It’s been a month since we last blogged. If you’ve wondered what happened, it’s because it’s the rainy season, as usual. We haven’t had good phone or dial-up internet so connection with the outside is spotty and unreliable. At best we can check our email but it is a long process of multi-tasking. Generally, I connect, make the bed, type in my email, do a little vacuuming, open an email, vacuum some more, etc… It can take 45 minutes to look at 3–5 emails. 

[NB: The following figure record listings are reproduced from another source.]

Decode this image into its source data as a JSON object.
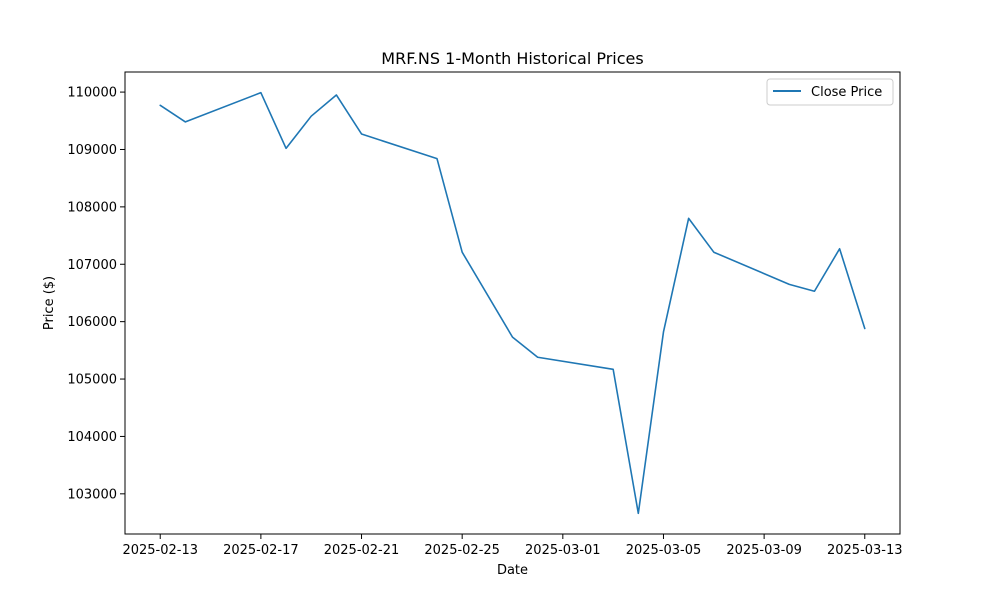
{
  "chart_data": {
    "type": "line",
    "title": "MRF.NS 1-Month Historical Prices",
    "xlabel": "Date",
    "ylabel": "Price ($)",
    "x_ticks": [
      "2025-02-13",
      "2025-02-17",
      "2025-02-21",
      "2025-02-25",
      "2025-03-01",
      "2025-03-05",
      "2025-03-09",
      "2025-03-13"
    ],
    "y_ticks": [
      103000,
      104000,
      105000,
      106000,
      107000,
      108000,
      109000,
      110000
    ],
    "xlim": [
      "2025-02-11 14:24",
      "2025-03-14 09:36"
    ],
    "ylim": [
      102300,
      110350
    ],
    "grid": false,
    "legend_position": "top-right",
    "series": [
      {
        "name": "Close Price",
        "color": "#1f77b4",
        "x": [
          "2025-02-13",
          "2025-02-14",
          "2025-02-17",
          "2025-02-18",
          "2025-02-19",
          "2025-02-20",
          "2025-02-21",
          "2025-02-24",
          "2025-02-25",
          "2025-02-27",
          "2025-02-28",
          "2025-03-03",
          "2025-03-04",
          "2025-03-05",
          "2025-03-06",
          "2025-03-07",
          "2025-03-10",
          "2025-03-11",
          "2025-03-12",
          "2025-03-13"
        ],
        "y": [
          109770,
          109480,
          109990,
          109020,
          109580,
          109950,
          109270,
          108840,
          107210,
          105730,
          105380,
          105170,
          102660,
          105820,
          107800,
          107210,
          106650,
          106530,
          107270,
          105880
        ]
      }
    ]
  }
}
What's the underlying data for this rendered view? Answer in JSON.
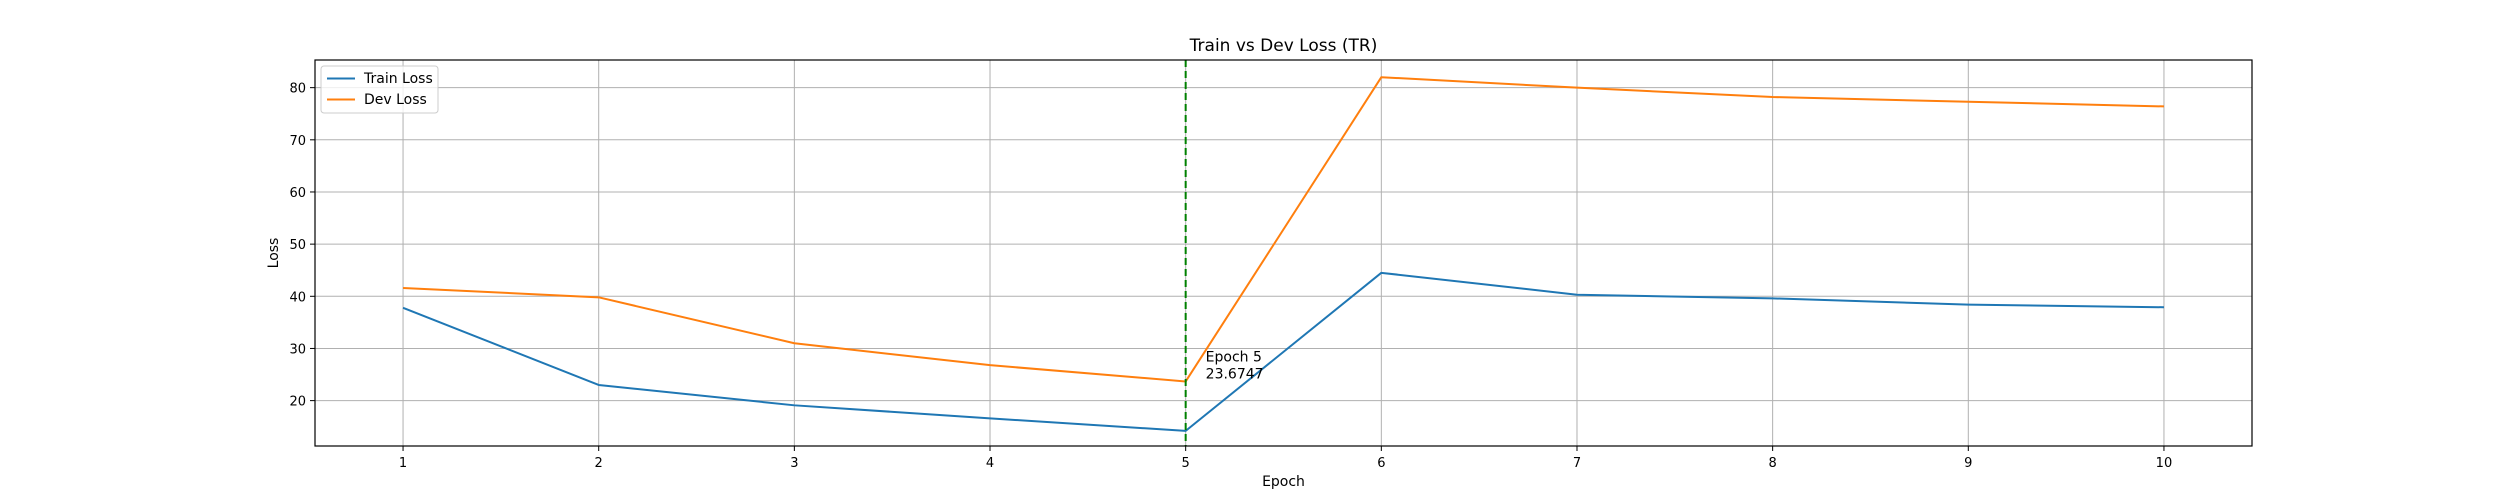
{
  "chart_data": {
    "type": "line",
    "title": "Train vs Dev Loss (TR)",
    "xlabel": "Epoch",
    "ylabel": "Loss",
    "x": [
      1,
      2,
      3,
      4,
      5,
      6,
      7,
      8,
      9,
      10
    ],
    "xlim": [
      0.55,
      10.45
    ],
    "ylim": [
      11.3,
      85.3
    ],
    "xticks": [
      1,
      2,
      3,
      4,
      5,
      6,
      7,
      8,
      9,
      10
    ],
    "yticks": [
      20,
      30,
      40,
      50,
      60,
      70,
      80
    ],
    "grid": true,
    "legend_position": "top-left",
    "series": [
      {
        "name": "Train Loss",
        "color": "#1f77b4",
        "values": [
          37.8,
          23.0,
          19.1,
          16.6,
          14.2,
          44.5,
          40.3,
          39.6,
          38.4,
          37.9
        ]
      },
      {
        "name": "Dev Loss",
        "color": "#ff7f0e",
        "values": [
          41.6,
          39.8,
          31.0,
          26.8,
          23.6747,
          82.0,
          80.0,
          78.2,
          77.3,
          76.4
        ]
      }
    ],
    "annotation": {
      "x": 5,
      "y": 23.6747,
      "line1": "Epoch 5",
      "line2": "23.6747",
      "line_color": "#008000",
      "line_style": "dashed"
    }
  }
}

Each afternoon the skies become laden with gray clouds that pile up and rumble with thunder building until it breaks into torrents of hard rain. At night the lights are strobing on the walls of our rooms and we brace ourselves with each bright flash for a crackling, crashing, VA-BOOM! Believe it or not, we go to sleep. By morning, the rain is gentle, the lightening is distant and softly illuminating and the mountain tops are left with a thick white mist making us feel like we’re in Washington’s Cascades. It’s part of our normal life for this time of year. In 6 years we have lost 3 modems and several phones due to lightening strikes. Twice the atmospheric charge made our hair stand on end and the air snapped and cracked a blue light like a whip in the room. Sometimes at night we watch the dramatic show of nature from the veranda before turning in.

So, what are our days like during the rainy season? Wally stays busy tending his trees. He’s been taking out mature mangos so that his young, new exotics will have more sun and more space to mature. He works alone, felling trees one by one, then cutting them and hauling them away. He’s super-strong and fit from handling the heavy chainsaw and hauling heavy branches. His stamina is incredible. 

My days are mostly inside. I spend a lot of time in the kitchen. When Wally comes in he’s thirsty and hungry and I like to reward him. I bake bread in this crazy heat starting early in the morning. I also have more to do to keep the house clean with wetness being the culprit, ie. mud, dogs and sweat-soaked clothes. In between floors and chores I paint, read, study Spanish and think. In the afternoon I venture outside to exercise the dogs, collect eggs and fruit, and look at Wally’s projects. As the light fades and the rumbling grows stronger we all merge back to the house. We shower against the green-lit backdrop of the mountains and the strobing of lightening. The dogs always come in to watch the ritual. I take a scrubber to Wally’s body to rid him of ticks and dirt and anything else that has stuck to him and we talk about the work of the farm, catching up on each other’s day. Sometimes if one of the dogs is particularly odorous we snag him for a scrub in the tub too. The rest of the pack seek out whatever dim corner they can find to vanish unnoticed. After we’re good and clean we stretch out in the bed and each dog settles on his own futon around our bed on the floor. We watch the light show against closed eyes, listen to the weather and one another and so another day has passed.